A loan of $4,500 helped to pay for vehicle maintenance.


Shannon's story

Entrepreneurship is in Shannon’s blood. His father worked as a contractor in the transportation industry and his mother was also an entrepreneur for several years.

Before operating Valet Transportation, a wheelchair and non-emergency transportation business, Shannon compared the necessities and possible risks with his family’s experience. A graduate from The University of Texas at San Antonio, Shannon says, “My father and I felt confident that we would be successful.”

In May 2012, Shannon and his parents began the business, offering reduced rates and “increased quality care.” He says because they have a small number of clients and one van, he and his family can offer more personalized customer service.

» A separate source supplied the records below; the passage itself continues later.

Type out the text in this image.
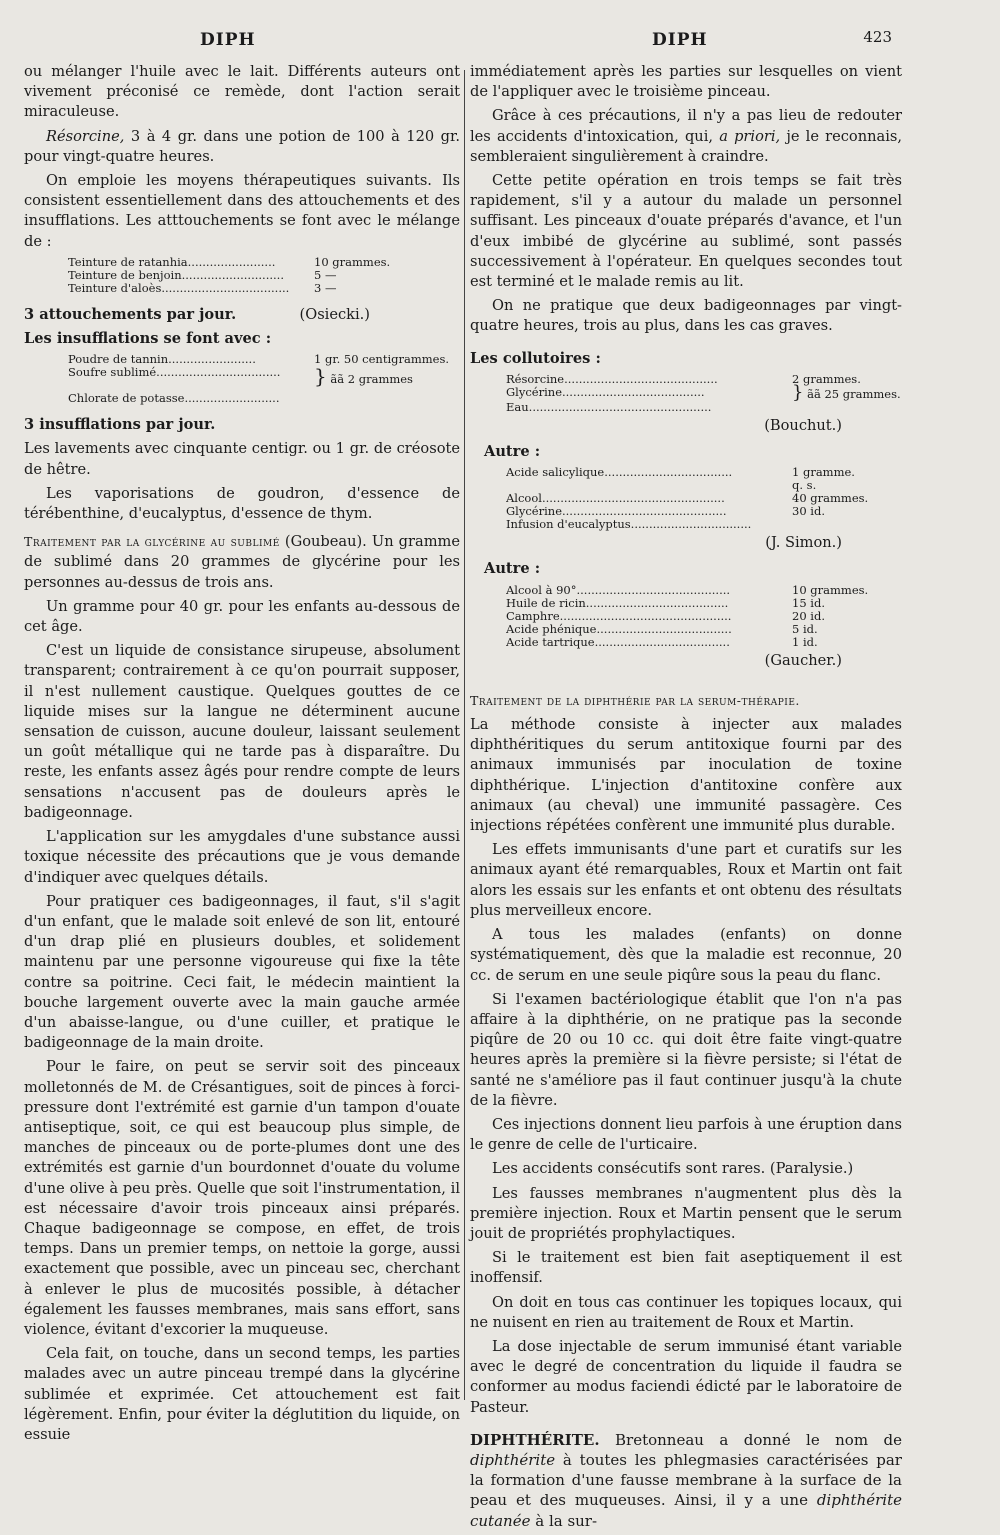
DIPH	DIPH	423

ou mélanger l'huile avec le lait. Différents auteurs ont vivement préconisé ce remède, dont l'action serait miraculeuse.

Résorcine, 3 à 4 gr. dans une potion de 100 à 120 gr. pour vingt-quatre heures.

On emploie les moyens thérapeutiques suivants. Ils consistent essentiellement dans des attouchements et des insufflations. Les atttouchements se font avec le mélange de :

Teinture de ratanhia........................	10 grammes.
Teinture de benjoin............................	5 —
Teinture d'aloès...................................	3 —

3 attouchements par jour.	(Osiecki.)

Les insufflations se font avec :

Poudre de tannin........................	1 gr. 50 centigrammes.
Soufre sublimé..................................	} ãã 2 grammes
Chlorate de potasse..........................

3 insufflations par jour.

Les lavements avec cinquante centigr. ou 1 gr. de créosote de hêtre.

Les vaporisations de goudron, d'essence de térébenthine, d'eucalyptus, d'essence de thym.

Traitement par la glycérine au sublimé (Goubeau). Un gramme de sublimé dans 20 grammes de glycérine pour les personnes au-dessus de trois ans.

Un gramme pour 40 gr. pour les enfants au-dessous de cet âge.

C'est un liquide de consistance sirupeuse, absolument transparent; contrairement à ce qu'on pourrait supposer, il n'est nullement caustique. Quelques gouttes de ce liquide mises sur la langue ne déterminent aucune sensation de cuisson, aucune douleur, laissant seulement un goût métallique qui ne tarde pas à disparaître. Du reste, les enfants assez âgés pour rendre compte de leurs sensations n'accusent pas de douleurs après le badigeonnage.

L'application sur les amygdales d'une substance aussi toxique nécessite des précautions que je vous demande d'indiquer avec quelques détails.

Pour pratiquer ces badigeonnages, il faut, s'il s'agit d'un enfant, que le malade soit enlevé de son lit, entouré d'un drap plié en plusieurs doubles, et solidement maintenu par une personne vigoureuse qui fixe la tête contre sa poitrine. Ceci fait, le médecin maintient la bouche largement ouverte avec la main gauche armée d'un abaisse-langue, ou d'une cuiller, et pratique le badigeonnage de la main droite.

Pour le faire, on peut se servir soit des pinceaux molletonnés de M. de Crésantigues, soit de pinces à forci-pressure dont l'extrémité est garnie d'un tampon d'ouate antiseptique, soit, ce qui est beaucoup plus simple, de manches de pinceaux ou de porte-plumes dont une des extrémités est garnie d'un bourdonnet d'ouate du volume d'une olive à peu près. Quelle que soit l'instrumentation, il est nécessaire d'avoir trois pinceaux ainsi préparés. Chaque badigeonnage se compose, en effet, de trois temps. Dans un premier temps, on nettoie la gorge, aussi exactement que possible, avec un pinceau sec, cherchant à enlever le plus de mucosités possible, à détacher également les fausses membranes, mais sans effort, sans violence, évitant d'excorier la muqueuse.

Cela fait, on touche, dans un second temps, les parties malades avec un autre pinceau trempé dans la glycérine sublimée et exprimée. Cet attouchement est fait légèrement. Enfin, pour éviter la déglutition du liquide, on essuie

immédiatement après les parties sur lesquelles on vient de l'appliquer avec le troisième pinceau.

Grâce à ces précautions, il n'y a pas lieu de redouter les accidents d'intoxication, qui, a priori, je le reconnais, sembleraient singulièrement à craindre.

Cette petite opération en trois temps se fait très rapidement, s'il y a autour du malade un personnel suffisant. Les pinceaux d'ouate préparés d'avance, et l'un d'eux imbibé de glycérine au sublimé, sont passés successivement à l'opérateur. En quelques secondes tout est terminé et le malade remis au lit.

On ne pratique que deux badigeonnages par vingt-quatre heures, trois au plus, dans les cas graves.

Les collutoires :

Résorcine..........................................	2 grammes.
Glycérine.......................................	} ãã 25 grammes.
Eau..................................................
(Bouchut.)

Autre :

Acide salicylique...................................	1 gramme.
q. s.
Alcool..................................................	40 grammes.
Glycérine.............................................	30 id.
Infusion d'eucalyptus.................................
(J. Simon.)

Autre :

Alcool à 90°..........................................	10 grammes.
Huile de ricin.......................................	15 id.
Camphre...............................................	20 id.
Acide phénique.....................................	5 id.
Acide tartrique.....................................	1 id.
(Gaucher.)

Traitement de la diphthérie par la serum-thérapie.

La méthode consiste à injecter aux malades diphthéritiques du serum antitoxique fourni par des animaux immunisés par inoculation de toxine diphthérique. L'injection d'antitoxine confère aux animaux (au cheval) une immunité passagère. Ces injections répétées confèrent une immunité plus durable.

Les effets immunisants d'une part et curatifs sur les animaux ayant été remarquables, Roux et Martin ont fait alors les essais sur les enfants et ont obtenu des résultats plus merveilleux encore.

A tous les malades (enfants) on donne systématiquement, dès que la maladie est reconnue, 20 cc. de serum en une seule piqûre sous la peau du flanc.

Si l'examen bactériologique établit que l'on n'a pas affaire à la diphthérie, on ne pratique pas la seconde piqûre de 20 ou 10 cc. qui doit être faite vingt-quatre heures après la première si la fièvre persiste; si l'état de santé ne s'améliore pas il faut continuer jusqu'à la chute de la fièvre.

Ces injections donnent lieu parfois à une éruption dans le genre de celle de l'urticaire.

Les accidents consécutifs sont rares. (Paralysie.)

Les fausses membranes n'augmentent plus dès la première injection. Roux et Martin pensent que le serum jouit de propriétés prophylactiques.

Si le traitement est bien fait aseptiquement il est inoffensif.

On doit en tous cas continuer les topiques locaux, qui ne nuisent en rien au traitement de Roux et Martin.

La dose injectable de serum immunisé étant variable avec le degré de concentration du liquide il faudra se conformer au modus faciendi édicté par le laboratoire de Pasteur.

DIPHTHÉRITE. Bretonneau a donné le nom de diphthérite à toutes les phlegmasies caractérisées par la formation d'une fausse membrane à la surface de la peau et des muqueuses. Ainsi, il y a une diphthérite cutanée à la sur-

Valet Transportation doesn’t have a website or social media page but runs completely off word of mouth and direct marketing. “We have an agreement with nursing homes and an emergency transportation business which calls us when they have overflow,” Shannon says.

A client can pay $200 to $300 for a stretcher van, which is how most emergency vehicles work, since they may not be equipped with wheelchair harnesses or ramps. His company charges $80 round-trip in an Americans with Disabilities Act (ADA) certified van equipped with wheelchair necessities.

Shannon found out about Accion Texas Inc. six years ago during a UTSA seminar about how to generate operating income. “I never deleted that number from my phone,” Shannon says. The loan will repair the van and be used as cash flow. “We bill the nursing homes and they take 30-90 days to get to us,” Shannon says. “Our invoices show we make a monthly profit, but we don’t see it until they pay.”

The loan eased the family’s financial worries and freed them to complete preventive maintenance. Shannon says, “We wouldn’t have been able to obtain more clients without these procedures. We would have had to wait two to three months before making that money ourselves.”

Valet Transportation also provides services to grocery stores, clinics, pharmacies and any other places their clients need to go. “Our service is a lot cheaper than calling a cab,” Shannon says. “Our clients rely on us instead of other means.”

Shannon’s goal is to purchase another van and employ two full-time drivers by summer 2013. Without the help of an Accion loan, Shannon would need to wait before extending services, and would have to pay out of pocket for daily operating expenses.

Shannon says, “I had a good experience with Accion. The rate we got was a lot lower than expected.”